As the file names suggest, the focus-start.sh will execute when our focus time starts and focus-end.sh executes when our focus time ends. It should look like this in Fokus, our pomodoro app.

So now that this is configured, we need to enable passwordless ssh access to our Raspberry Pi. I followed this guide here. What that enables is just typing ssh pi@raspberrypi.local will log us into the Pi without a password.

Next, we open our files and add the commands to enable and disable Slack’s domain using a wildcard blacklist/whitelist entry.

# focus-start.sh
ssh pi@raspberrypi.local "pihole --wild 'slack.com'"

# focus-start.sh
ssh pi@raspberrypi.local "pihole --wild 'slack.com' -d"

The focus-end.sh command is only different in that has the -d flag, which removes the wildcard domain from the blacklist. We can even try running that command on the terminal and verifying if it creates an entry in Pi-hole. Remember to substitute raspberrypi.local with your Raspberry Pi’s hostname / IP address.



That’s it. The other command works as expected too, removing the slack.com’s wildcard entry at our discretion.

So, how does it (not) work?

Theoretically, we’re sinking any DNS query for slack.com and any of its subdomain meaning the APIs won’t work once the blacklist entry has been created. But there are a couple of problems with our approach.

One, Slack’s messages are transferred over Websocket and once that’s established (when you open the website / app), it doesn’t need DNS to work (resolve) for sending and receiving messages.

Even if it did, DNS queries are cached (by a variety of entities like browsers, operating systems etc), so it isn’t like this is fool proof and starts working the second it is turned on.

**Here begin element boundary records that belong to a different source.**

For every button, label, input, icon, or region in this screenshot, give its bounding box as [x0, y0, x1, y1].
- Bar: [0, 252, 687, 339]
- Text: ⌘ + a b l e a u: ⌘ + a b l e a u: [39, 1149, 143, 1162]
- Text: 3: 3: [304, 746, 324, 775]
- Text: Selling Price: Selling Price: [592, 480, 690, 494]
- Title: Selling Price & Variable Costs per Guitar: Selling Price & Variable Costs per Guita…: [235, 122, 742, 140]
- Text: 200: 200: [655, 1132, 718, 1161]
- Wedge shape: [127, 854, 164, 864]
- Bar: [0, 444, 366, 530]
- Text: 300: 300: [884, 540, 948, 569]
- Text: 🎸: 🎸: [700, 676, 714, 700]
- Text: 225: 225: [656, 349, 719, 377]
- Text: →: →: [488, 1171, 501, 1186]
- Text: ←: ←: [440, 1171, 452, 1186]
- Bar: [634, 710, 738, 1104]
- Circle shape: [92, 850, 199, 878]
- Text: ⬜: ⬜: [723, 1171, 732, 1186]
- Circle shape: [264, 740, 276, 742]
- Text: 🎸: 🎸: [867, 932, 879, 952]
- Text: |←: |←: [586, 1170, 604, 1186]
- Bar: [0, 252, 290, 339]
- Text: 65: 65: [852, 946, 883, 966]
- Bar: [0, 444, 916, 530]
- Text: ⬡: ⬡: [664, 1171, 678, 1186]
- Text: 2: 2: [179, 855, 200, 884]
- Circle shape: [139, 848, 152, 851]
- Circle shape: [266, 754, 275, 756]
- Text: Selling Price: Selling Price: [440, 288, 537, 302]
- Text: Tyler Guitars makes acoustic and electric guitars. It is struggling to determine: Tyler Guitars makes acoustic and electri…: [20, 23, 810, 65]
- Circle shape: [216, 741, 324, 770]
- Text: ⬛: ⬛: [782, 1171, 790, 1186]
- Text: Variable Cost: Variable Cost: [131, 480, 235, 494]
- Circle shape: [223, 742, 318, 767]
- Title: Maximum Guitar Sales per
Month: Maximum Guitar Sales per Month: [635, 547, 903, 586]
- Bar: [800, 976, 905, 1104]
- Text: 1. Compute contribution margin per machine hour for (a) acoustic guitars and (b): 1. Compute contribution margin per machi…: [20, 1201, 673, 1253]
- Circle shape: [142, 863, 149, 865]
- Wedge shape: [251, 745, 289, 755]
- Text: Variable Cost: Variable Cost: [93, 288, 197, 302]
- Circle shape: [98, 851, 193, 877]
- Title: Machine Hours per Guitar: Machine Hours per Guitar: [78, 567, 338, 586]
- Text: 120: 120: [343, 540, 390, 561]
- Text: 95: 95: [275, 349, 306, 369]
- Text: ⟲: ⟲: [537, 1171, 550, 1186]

Third, many apps use their own DNS and have little regard for your home DNS. For example, I tried to block Whatsapp this way (using this list) and it just doesn’t work, at least on Android.

A complete fail then?

Not exactly. You can still block websites that you open in browsers, like reddit.com and youtube.com if you spend too much time on those like me. In any case, it is a fun way to learn about how web apps, DNS and ad blocking work and involves a lot of trial and error to get things to work. Oh and yes, we do have a network wide ad blocker which is what Pi-hole does best, so there’s also that.

That’s it for this one. Thank you for reading.